Recent studies have also shown the ability of music to boost cognitive development in the young, to facilitate more effective processing of information from the senses, and to create connectivity between different parts of the brain. To read more, please click here.

Beyond the Turing Test

The Turing Test, developed by British scientist Alan Turing and now familiar to viewers of the 2014 movie “The Imitation Game,” has long been considered the gold standard for the measurement of human intelligence. If, by its responses to a set of challenging verbal questions, a computer can fool a careful observer, then the computer would be deemed intelligent.

Now it is being increasingly recognized that no single set of questions, delivered in a single format, can determine whether a machine is intelligent. Rather, as described in an article from Science, a new and improved Turing Test must incorporate several measures due to the expanding capabilities of artificial intelligence. To quote from the article, in a new Turing Championship that would include a greater number of benchmarks and questions for computers, “the proposed challenges acknowledge that intelligence has multiple dimensions, from language acquisition to social awareness, that are best tackled piece by piece.”

Thus, a modern Turing Test should seek to measure various capabilities present in the human mind as a determinant of whether a respondent is human.
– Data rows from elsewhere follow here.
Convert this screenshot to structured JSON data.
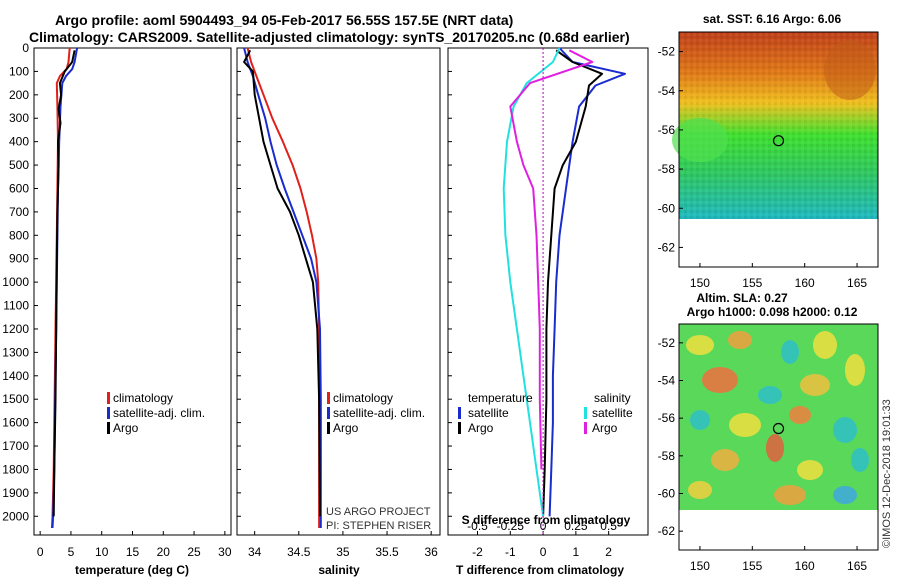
{
  "header": {
    "title_line1": "Argo profile: aoml 5904493_94 05-Feb-2017 56.55S 157.5E (NRT data)",
    "title_line2": "Climatology: CARS2009. Satellite-adjusted climatology: synTS_20170205.nc (0.68d earlier)"
  },
  "credits": {
    "project": "US ARGO PROJECT",
    "pi": "PI: STEPHEN RISER",
    "imos": "©IMOS 12-Dec-2018 19:01:33"
  },
  "colors": {
    "climatology": "#e0201a",
    "satellite": "#1a2bd0",
    "argo": "#000000",
    "sat_salinity": "#22e0e0",
    "argo_salinity": "#e020e0"
  },
  "chart_data": [
    {
      "type": "line",
      "xlabel": "temperature (deg C)",
      "ylabel": "",
      "xlim": [
        -1,
        31
      ],
      "ylim": [
        2080,
        0
      ],
      "xticks": [
        0,
        5,
        10,
        15,
        20,
        25,
        30
      ],
      "yticks": [
        0,
        100,
        200,
        300,
        400,
        500,
        600,
        700,
        800,
        900,
        1000,
        1100,
        1200,
        1300,
        1400,
        1500,
        1600,
        1700,
        1800,
        1900,
        2000
      ],
      "legend": [
        "climatology",
        "satellite-adj. clim.",
        "Argo"
      ],
      "series": [
        {
          "name": "climatology",
          "x": [
            4.8,
            4.6,
            4.3,
            3.2,
            2.7,
            2.8,
            2.9,
            2.8,
            2.7,
            2.6,
            2.5,
            2.4,
            2.3,
            2.2,
            2.1,
            2.0,
            1.9
          ],
          "y": [
            0,
            60,
            90,
            120,
            150,
            250,
            400,
            600,
            800,
            1000,
            1200,
            1400,
            1600,
            1800,
            1900,
            2000,
            2050
          ]
        },
        {
          "name": "satellite-adj. clim.",
          "x": [
            6.0,
            5.6,
            5.2,
            4.2,
            3.6,
            3.3,
            3.1,
            2.9,
            2.8,
            2.7,
            2.6,
            2.5,
            2.4,
            2.3,
            2.2,
            2.1,
            2.0
          ],
          "y": [
            0,
            60,
            90,
            120,
            150,
            250,
            400,
            600,
            800,
            1000,
            1200,
            1400,
            1600,
            1800,
            1900,
            2000,
            2050
          ]
        },
        {
          "name": "Argo",
          "x": [
            5.6,
            5.2,
            4.0,
            3.2,
            3.4,
            3.0,
            3.3,
            2.9,
            3.0,
            2.8,
            2.7,
            2.6,
            2.5,
            2.3,
            2.2
          ],
          "y": [
            10,
            60,
            100,
            150,
            200,
            260,
            320,
            400,
            500,
            700,
            900,
            1200,
            1500,
            1800,
            2000
          ]
        }
      ]
    },
    {
      "type": "line",
      "xlabel": "salinity",
      "ylabel": "",
      "xlim": [
        33.8,
        36.1
      ],
      "ylim": [
        2080,
        0
      ],
      "xticks": [
        34,
        34.5,
        35,
        35.5,
        36
      ],
      "legend": [
        "climatology",
        "satellite-adj. clim.",
        "Argo"
      ],
      "series": [
        {
          "name": "climatology",
          "x": [
            33.92,
            33.96,
            34.02,
            34.1,
            34.2,
            34.32,
            34.43,
            34.52,
            34.59,
            34.65,
            34.7,
            34.72,
            34.73,
            34.73,
            34.73,
            34.73
          ],
          "y": [
            0,
            60,
            120,
            200,
            300,
            400,
            500,
            600,
            700,
            800,
            900,
            1000,
            1200,
            1500,
            1800,
            2050
          ]
        },
        {
          "name": "satellite-adj. clim.",
          "x": [
            33.88,
            33.92,
            33.98,
            34.04,
            34.12,
            34.18,
            34.25,
            34.34,
            34.44,
            34.54,
            34.64,
            34.7,
            34.74,
            34.75,
            34.75
          ],
          "y": [
            0,
            60,
            120,
            200,
            300,
            400,
            500,
            600,
            700,
            800,
            900,
            1000,
            1200,
            1500,
            2050
          ]
        },
        {
          "name": "Argo",
          "x": [
            33.95,
            33.88,
            33.98,
            34.0,
            34.05,
            34.1,
            34.18,
            34.26,
            34.4,
            34.5,
            34.58,
            34.66,
            34.71,
            34.73,
            34.74
          ],
          "y": [
            10,
            60,
            100,
            200,
            300,
            400,
            500,
            600,
            700,
            800,
            900,
            1000,
            1200,
            1500,
            2000
          ]
        }
      ]
    },
    {
      "type": "line",
      "xlabel": "T difference from climatology",
      "ylabel": "",
      "xlim": [
        -2.9,
        3.2
      ],
      "ylim": [
        2080,
        0
      ],
      "xticks": [
        -2,
        -1,
        0,
        1,
        2
      ],
      "secondary_xlabel": "S difference from climatology",
      "secondary_xticks": [
        "-0.5",
        "-0.25",
        "0",
        "0.25",
        "0.5"
      ],
      "legend": {
        "temperature": [
          "satellite",
          "Argo"
        ],
        "salinity": [
          "satellite",
          "Argo"
        ]
      },
      "series": [
        {
          "name": "satellite",
          "group": "temperature",
          "x": [
            0.5,
            0.9,
            2.5,
            1.6,
            1.1,
            0.9,
            0.7,
            0.5,
            0.4,
            0.35,
            0.3,
            0.3,
            0.25,
            0.2
          ],
          "y": [
            0,
            60,
            110,
            160,
            250,
            400,
            600,
            800,
            1000,
            1200,
            1400,
            1600,
            1800,
            2000
          ]
        },
        {
          "name": "Argo",
          "group": "temperature",
          "x": [
            0.4,
            0.9,
            1.8,
            1.4,
            1.3,
            1.0,
            0.6,
            0.35,
            0.25,
            0.15,
            0.1,
            0.1,
            0.05,
            0.0
          ],
          "y": [
            10,
            60,
            110,
            160,
            250,
            400,
            500,
            600,
            800,
            1000,
            1200,
            1500,
            1800,
            2000
          ]
        },
        {
          "name": "satellite",
          "group": "salinity",
          "x": [
            0.5,
            0.3,
            -0.5,
            -0.9,
            -1.1,
            -1.2,
            -1.15,
            -1.0,
            -0.8,
            -0.6,
            -0.4,
            -0.2,
            -0.1,
            0.0
          ],
          "y": [
            0,
            60,
            150,
            250,
            400,
            600,
            800,
            1000,
            1200,
            1400,
            1600,
            1800,
            1900,
            2000
          ]
        },
        {
          "name": "Argo",
          "group": "salinity",
          "x": [
            0.8,
            1.5,
            -0.4,
            -1.0,
            -0.8,
            -0.6,
            -0.3,
            -0.2,
            -0.15,
            -0.1,
            -0.1,
            -0.05
          ],
          "y": [
            10,
            60,
            150,
            250,
            400,
            500,
            600,
            800,
            1000,
            1200,
            1500,
            1800
          ]
        }
      ]
    },
    {
      "type": "heatmap",
      "title": "sat. SST: 6.16 Argo: 6.06",
      "xlim": [
        148,
        167
      ],
      "ylim": [
        -63,
        -51
      ],
      "xticks": [
        150,
        155,
        160,
        165
      ],
      "yticks": [
        -52,
        -54,
        -56,
        -58,
        -60,
        -62
      ],
      "marker": {
        "x": 157.5,
        "y": -56.55
      },
      "data_extent_lat_min": -60
    },
    {
      "type": "heatmap",
      "title": "Altim. SLA: 0.27",
      "subtitle": "Argo h1000: 0.098 h2000: 0.12",
      "xlim": [
        148,
        167
      ],
      "ylim": [
        -63,
        -51
      ],
      "xticks": [
        150,
        155,
        160,
        165
      ],
      "yticks": [
        -52,
        -54,
        -56,
        -58,
        -60,
        -62
      ],
      "marker": {
        "x": 157.5,
        "y": -56.55
      },
      "data_extent_lat_min": -60
    }
  ]
}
And indeed, the list of capacities in this article—from physical movement to the ability to collaborate—is quite reminiscent of the ensemble of multiple intelligences.

Click here to read the full article via Science.
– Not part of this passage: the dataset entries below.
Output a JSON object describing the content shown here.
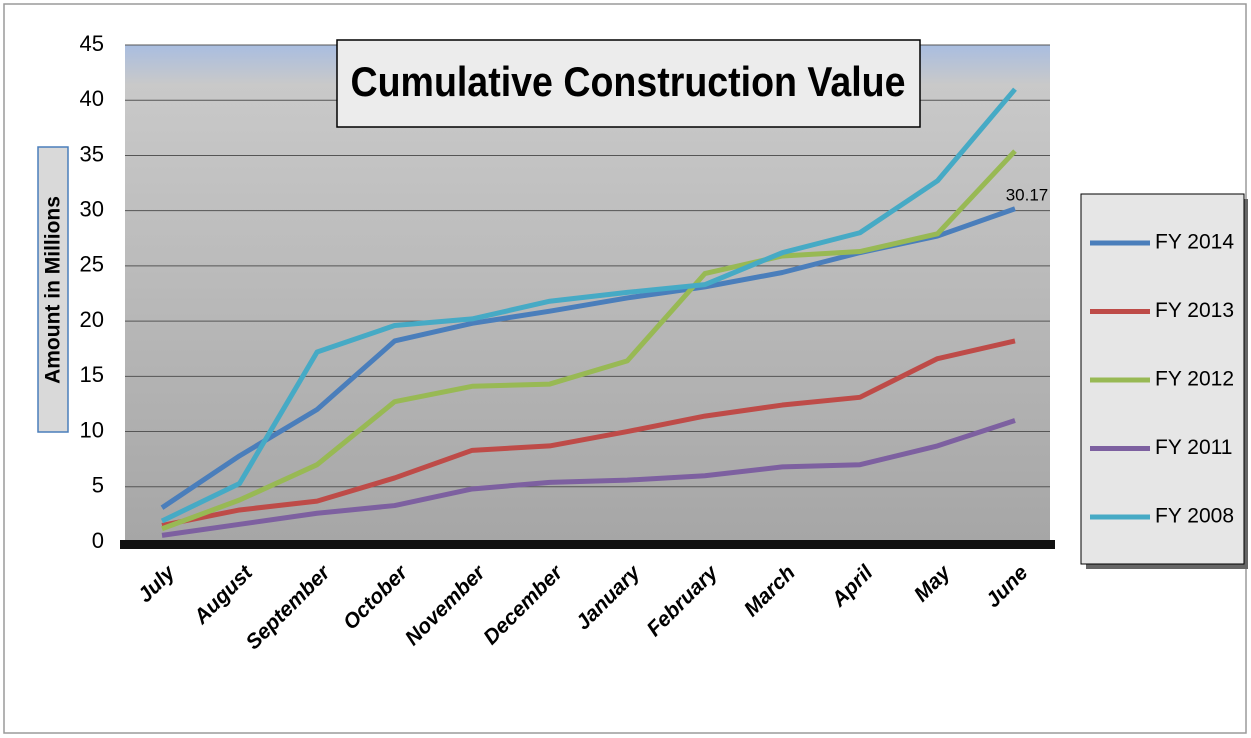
{
  "chart_data": {
    "type": "line",
    "title": "Cumulative Construction Value",
    "y_label": "Amount in Millions",
    "categories": [
      "July",
      "August",
      "September",
      "October",
      "November",
      "December",
      "January",
      "February",
      "March",
      "April",
      "May",
      "June"
    ],
    "series": [
      {
        "name": "FY 2014",
        "color": "#4a7ebb",
        "values": [
          3.1,
          7.8,
          12,
          18.2,
          19.8,
          20.9,
          22.1,
          23.1,
          24.4,
          26.2,
          27.7,
          30.17
        ]
      },
      {
        "name": "FY 2013",
        "color": "#be4b48",
        "values": [
          1.5,
          2.9,
          3.7,
          5.8,
          8.3,
          8.7,
          10,
          11.4,
          12.4,
          13.1,
          16.6,
          18.2
        ]
      },
      {
        "name": "FY 2012",
        "color": "#98b954",
        "values": [
          1.2,
          3.8,
          7,
          12.7,
          14.1,
          14.3,
          16.4,
          24.3,
          25.9,
          26.3,
          27.9,
          35.4
        ]
      },
      {
        "name": "FY 2011",
        "color": "#7d60a0",
        "values": [
          0.6,
          1.6,
          2.6,
          3.3,
          4.8,
          5.4,
          5.6,
          6,
          6.8,
          7,
          8.7,
          11
        ]
      },
      {
        "name": "FY 2008",
        "color": "#46aac5",
        "values": [
          1.9,
          5.3,
          17.2,
          19.6,
          20.2,
          21.8,
          22.6,
          23.3,
          26.2,
          28,
          32.7,
          41
        ]
      }
    ],
    "data_label": {
      "series": 0,
      "index": 11
    },
    "ylim": [
      0,
      45
    ],
    "yticks": [
      0,
      5,
      10,
      15,
      20,
      25,
      30,
      35,
      40,
      45
    ],
    "grid": true,
    "legend": "right"
  }
}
Cleese Autobiography References Multiple Intelligences

John Cleese's November 2014 autobiography So, Anyway... contains a short passage mentioning Howard Gardner's theory of multiple intelligences.

A renowned British comedian, Cleese's book describes his rise to stardom, from his days as a law student at Cambridge University in England to his meteoric success as a member of the famous comedy troupe Monty Python.
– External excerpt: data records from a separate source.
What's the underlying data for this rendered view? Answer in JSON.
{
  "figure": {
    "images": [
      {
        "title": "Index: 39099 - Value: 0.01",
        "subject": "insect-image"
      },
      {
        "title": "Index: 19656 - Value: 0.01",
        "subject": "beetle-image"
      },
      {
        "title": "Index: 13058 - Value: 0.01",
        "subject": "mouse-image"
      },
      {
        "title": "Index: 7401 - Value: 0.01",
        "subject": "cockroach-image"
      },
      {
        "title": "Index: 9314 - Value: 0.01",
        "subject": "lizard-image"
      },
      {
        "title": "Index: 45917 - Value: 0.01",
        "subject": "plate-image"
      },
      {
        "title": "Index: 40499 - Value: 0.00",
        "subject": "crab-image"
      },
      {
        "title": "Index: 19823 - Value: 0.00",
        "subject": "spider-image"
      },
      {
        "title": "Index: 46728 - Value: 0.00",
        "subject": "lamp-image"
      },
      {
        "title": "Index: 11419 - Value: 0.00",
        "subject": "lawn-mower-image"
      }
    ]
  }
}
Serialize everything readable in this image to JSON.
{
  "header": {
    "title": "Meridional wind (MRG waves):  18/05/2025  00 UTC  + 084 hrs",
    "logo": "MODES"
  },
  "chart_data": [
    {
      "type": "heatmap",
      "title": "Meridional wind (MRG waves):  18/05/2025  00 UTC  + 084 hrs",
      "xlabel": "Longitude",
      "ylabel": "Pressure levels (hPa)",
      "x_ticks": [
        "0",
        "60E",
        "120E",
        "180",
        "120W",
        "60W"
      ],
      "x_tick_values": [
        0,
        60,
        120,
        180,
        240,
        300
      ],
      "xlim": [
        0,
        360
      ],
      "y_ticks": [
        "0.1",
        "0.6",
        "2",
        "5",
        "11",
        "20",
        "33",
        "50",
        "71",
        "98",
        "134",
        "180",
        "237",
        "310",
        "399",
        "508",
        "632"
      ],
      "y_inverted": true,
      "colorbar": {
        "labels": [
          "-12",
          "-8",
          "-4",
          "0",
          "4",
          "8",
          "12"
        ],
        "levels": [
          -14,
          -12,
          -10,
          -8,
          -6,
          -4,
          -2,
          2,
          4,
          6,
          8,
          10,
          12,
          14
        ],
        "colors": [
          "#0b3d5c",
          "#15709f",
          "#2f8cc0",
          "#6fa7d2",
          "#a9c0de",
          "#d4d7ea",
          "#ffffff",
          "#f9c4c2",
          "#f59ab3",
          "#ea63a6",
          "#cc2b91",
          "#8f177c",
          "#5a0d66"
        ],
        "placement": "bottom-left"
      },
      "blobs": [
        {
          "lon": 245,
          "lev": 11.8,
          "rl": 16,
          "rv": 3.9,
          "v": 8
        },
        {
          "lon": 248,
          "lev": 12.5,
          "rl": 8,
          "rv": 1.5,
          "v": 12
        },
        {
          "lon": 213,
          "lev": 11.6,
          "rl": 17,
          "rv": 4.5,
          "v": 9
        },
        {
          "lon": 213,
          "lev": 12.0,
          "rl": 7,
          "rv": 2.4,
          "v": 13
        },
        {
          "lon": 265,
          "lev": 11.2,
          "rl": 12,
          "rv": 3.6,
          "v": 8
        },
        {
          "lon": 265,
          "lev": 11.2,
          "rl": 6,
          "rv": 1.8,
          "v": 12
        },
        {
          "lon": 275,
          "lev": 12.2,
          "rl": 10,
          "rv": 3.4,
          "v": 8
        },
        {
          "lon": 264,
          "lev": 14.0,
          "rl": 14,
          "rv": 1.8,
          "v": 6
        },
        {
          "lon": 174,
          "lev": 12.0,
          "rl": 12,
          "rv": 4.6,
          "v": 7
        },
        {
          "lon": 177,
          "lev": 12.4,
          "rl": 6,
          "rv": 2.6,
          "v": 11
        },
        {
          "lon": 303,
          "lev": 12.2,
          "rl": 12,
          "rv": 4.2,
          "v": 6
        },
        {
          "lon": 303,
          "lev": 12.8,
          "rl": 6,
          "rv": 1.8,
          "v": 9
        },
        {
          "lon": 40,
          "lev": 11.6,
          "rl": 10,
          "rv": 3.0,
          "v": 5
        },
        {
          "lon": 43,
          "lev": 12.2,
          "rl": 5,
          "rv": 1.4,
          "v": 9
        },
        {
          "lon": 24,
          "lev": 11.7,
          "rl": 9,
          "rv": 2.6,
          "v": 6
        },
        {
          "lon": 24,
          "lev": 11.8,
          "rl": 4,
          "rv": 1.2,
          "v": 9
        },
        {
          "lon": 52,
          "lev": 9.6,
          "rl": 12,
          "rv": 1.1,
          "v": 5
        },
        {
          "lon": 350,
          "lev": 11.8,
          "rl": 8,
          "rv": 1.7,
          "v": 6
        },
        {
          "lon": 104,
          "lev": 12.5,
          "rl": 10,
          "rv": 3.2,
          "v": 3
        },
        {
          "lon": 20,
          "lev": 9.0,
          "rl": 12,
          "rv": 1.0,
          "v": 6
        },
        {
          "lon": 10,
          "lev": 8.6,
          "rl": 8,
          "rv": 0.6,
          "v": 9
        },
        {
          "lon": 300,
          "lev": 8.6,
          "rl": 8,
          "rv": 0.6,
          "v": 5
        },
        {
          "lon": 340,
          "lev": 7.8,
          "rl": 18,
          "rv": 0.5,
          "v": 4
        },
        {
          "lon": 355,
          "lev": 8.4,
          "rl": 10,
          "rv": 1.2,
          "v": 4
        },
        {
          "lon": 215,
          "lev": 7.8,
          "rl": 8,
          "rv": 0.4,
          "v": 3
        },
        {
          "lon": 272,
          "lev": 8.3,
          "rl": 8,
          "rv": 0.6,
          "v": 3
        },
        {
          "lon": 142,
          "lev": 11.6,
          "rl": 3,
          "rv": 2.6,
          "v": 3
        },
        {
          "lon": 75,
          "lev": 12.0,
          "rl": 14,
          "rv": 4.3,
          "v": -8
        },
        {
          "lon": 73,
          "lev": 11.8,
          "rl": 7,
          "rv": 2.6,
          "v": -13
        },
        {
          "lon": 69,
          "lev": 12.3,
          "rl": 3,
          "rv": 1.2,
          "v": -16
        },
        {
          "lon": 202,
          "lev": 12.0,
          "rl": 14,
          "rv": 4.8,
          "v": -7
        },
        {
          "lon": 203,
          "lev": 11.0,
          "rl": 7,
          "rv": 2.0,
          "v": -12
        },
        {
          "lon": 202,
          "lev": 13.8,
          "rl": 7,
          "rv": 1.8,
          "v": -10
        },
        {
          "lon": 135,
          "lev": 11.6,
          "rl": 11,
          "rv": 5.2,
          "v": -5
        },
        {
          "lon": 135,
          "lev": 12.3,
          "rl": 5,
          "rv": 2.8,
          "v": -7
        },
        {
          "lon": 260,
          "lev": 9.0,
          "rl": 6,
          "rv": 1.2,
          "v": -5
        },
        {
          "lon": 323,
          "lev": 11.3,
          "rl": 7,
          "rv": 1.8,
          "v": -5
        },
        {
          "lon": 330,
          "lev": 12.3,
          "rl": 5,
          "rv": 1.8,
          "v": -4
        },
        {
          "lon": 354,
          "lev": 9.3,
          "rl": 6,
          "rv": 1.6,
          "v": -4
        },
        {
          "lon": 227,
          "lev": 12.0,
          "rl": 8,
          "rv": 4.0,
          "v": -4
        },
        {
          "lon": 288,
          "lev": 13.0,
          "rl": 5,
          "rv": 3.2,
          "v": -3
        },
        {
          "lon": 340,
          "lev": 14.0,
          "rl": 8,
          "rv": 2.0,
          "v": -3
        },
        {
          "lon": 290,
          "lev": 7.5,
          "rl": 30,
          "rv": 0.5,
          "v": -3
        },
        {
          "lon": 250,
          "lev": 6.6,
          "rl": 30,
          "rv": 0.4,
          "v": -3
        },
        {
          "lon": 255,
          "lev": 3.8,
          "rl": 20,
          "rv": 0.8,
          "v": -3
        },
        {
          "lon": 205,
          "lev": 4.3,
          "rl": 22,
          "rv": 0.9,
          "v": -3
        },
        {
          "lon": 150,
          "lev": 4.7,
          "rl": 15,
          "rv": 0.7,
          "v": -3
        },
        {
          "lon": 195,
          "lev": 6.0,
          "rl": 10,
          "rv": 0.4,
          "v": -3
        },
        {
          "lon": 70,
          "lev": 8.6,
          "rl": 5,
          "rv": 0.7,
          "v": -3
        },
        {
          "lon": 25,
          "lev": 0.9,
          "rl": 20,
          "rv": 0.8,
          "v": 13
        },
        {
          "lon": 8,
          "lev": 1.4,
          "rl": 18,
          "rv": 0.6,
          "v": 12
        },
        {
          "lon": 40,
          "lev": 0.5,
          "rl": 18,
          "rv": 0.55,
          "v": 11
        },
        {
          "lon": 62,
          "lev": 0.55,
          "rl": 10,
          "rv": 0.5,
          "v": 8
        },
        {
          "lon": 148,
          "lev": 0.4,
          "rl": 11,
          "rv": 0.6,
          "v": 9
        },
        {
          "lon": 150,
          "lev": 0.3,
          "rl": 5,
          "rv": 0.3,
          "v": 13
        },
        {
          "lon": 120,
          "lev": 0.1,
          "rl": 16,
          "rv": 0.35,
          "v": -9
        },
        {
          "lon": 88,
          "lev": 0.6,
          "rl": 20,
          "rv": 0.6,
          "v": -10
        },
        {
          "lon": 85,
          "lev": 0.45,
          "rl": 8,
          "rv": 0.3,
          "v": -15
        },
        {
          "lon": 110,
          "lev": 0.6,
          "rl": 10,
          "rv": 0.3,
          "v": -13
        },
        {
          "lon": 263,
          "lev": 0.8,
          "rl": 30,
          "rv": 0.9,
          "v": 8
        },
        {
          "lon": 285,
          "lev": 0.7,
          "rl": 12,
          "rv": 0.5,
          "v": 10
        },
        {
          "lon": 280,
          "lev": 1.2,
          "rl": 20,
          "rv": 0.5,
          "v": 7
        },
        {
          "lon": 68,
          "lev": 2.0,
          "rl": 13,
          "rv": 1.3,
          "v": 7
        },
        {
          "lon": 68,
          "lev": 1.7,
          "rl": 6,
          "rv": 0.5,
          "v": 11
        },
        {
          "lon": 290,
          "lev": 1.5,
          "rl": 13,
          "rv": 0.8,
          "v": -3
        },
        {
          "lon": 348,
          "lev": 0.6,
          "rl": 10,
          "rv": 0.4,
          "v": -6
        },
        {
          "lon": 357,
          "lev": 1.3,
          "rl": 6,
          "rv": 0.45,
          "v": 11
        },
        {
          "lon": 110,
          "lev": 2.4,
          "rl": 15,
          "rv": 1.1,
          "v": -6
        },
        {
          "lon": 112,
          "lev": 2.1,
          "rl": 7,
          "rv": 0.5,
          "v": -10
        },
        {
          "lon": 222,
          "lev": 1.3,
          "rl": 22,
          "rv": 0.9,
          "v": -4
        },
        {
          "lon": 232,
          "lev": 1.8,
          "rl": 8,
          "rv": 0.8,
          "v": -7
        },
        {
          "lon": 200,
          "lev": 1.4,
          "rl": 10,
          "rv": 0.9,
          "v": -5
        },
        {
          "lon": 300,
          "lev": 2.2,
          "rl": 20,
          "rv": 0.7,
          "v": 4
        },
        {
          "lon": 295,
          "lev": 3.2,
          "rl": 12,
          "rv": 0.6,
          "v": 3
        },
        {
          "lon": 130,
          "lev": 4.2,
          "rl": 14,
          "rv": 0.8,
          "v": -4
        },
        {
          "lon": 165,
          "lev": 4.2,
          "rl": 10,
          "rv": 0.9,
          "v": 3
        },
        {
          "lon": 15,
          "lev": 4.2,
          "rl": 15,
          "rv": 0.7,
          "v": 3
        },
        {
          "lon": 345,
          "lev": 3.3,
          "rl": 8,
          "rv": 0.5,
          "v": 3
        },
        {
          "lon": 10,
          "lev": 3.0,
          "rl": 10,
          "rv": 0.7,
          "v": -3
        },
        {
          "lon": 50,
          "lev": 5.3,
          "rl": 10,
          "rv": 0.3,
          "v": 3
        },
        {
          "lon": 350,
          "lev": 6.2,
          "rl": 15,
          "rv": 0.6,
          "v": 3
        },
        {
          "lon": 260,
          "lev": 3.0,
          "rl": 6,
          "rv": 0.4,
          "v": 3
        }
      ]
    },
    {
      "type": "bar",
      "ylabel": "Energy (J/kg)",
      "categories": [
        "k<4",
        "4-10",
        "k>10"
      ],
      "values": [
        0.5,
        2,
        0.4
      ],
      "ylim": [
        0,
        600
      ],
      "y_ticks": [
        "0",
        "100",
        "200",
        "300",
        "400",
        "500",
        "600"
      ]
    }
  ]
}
Discussing his time at university, Cleese muses about the definition of intelligence, agreeing with Gardner's multiple intelligences theory that there exist various and independent intellectual capacities in the human brain. "Which helps me understand why I sometimes think I am quite bright and sometimes feel like a complete dolt," says Cleese.

Read a review of Cleese's book that also mentions MI theory via The Herald Scotland, or buy a copy of So, Anyway... on Amazon.

Multiple Intelligences News from Asia

Two news stories published in October 2014 from countries in Asia have focused on spreading awareness of Howard Gardner's multiple intelligences theory.

First, The Philippine Star, the most circulated daily newspaper in the Philippines, discussed multiple intelligences in its piece on mothers becoming more involved in their childrens' educations by advocating for more inclusive conceptions of intellect and a broader spectrum of activities. Quoting from Gardner's book Frames of Mind, which introduced the theory of MI in 1983, the article makes the case that there are many different ways children can understand skills and that education can foster these multifaceted interpretations.

Read the full article here via The Philippine Star.

Second, the English-language Indian newspaper The New Indian Express highlighted a two-day workshop for teachers at St. John's Public School in Chennai, India. The conference exposed participants to multiple intelligences theory and informed teachers about how to incorporate new ways of teaching into their classrooms in order to touch upon all students' strengths.

Visit The New Indian Express to read more.

These exciting developments in Asia indicate the relevance of MI theory to the educational landscape today across national borders.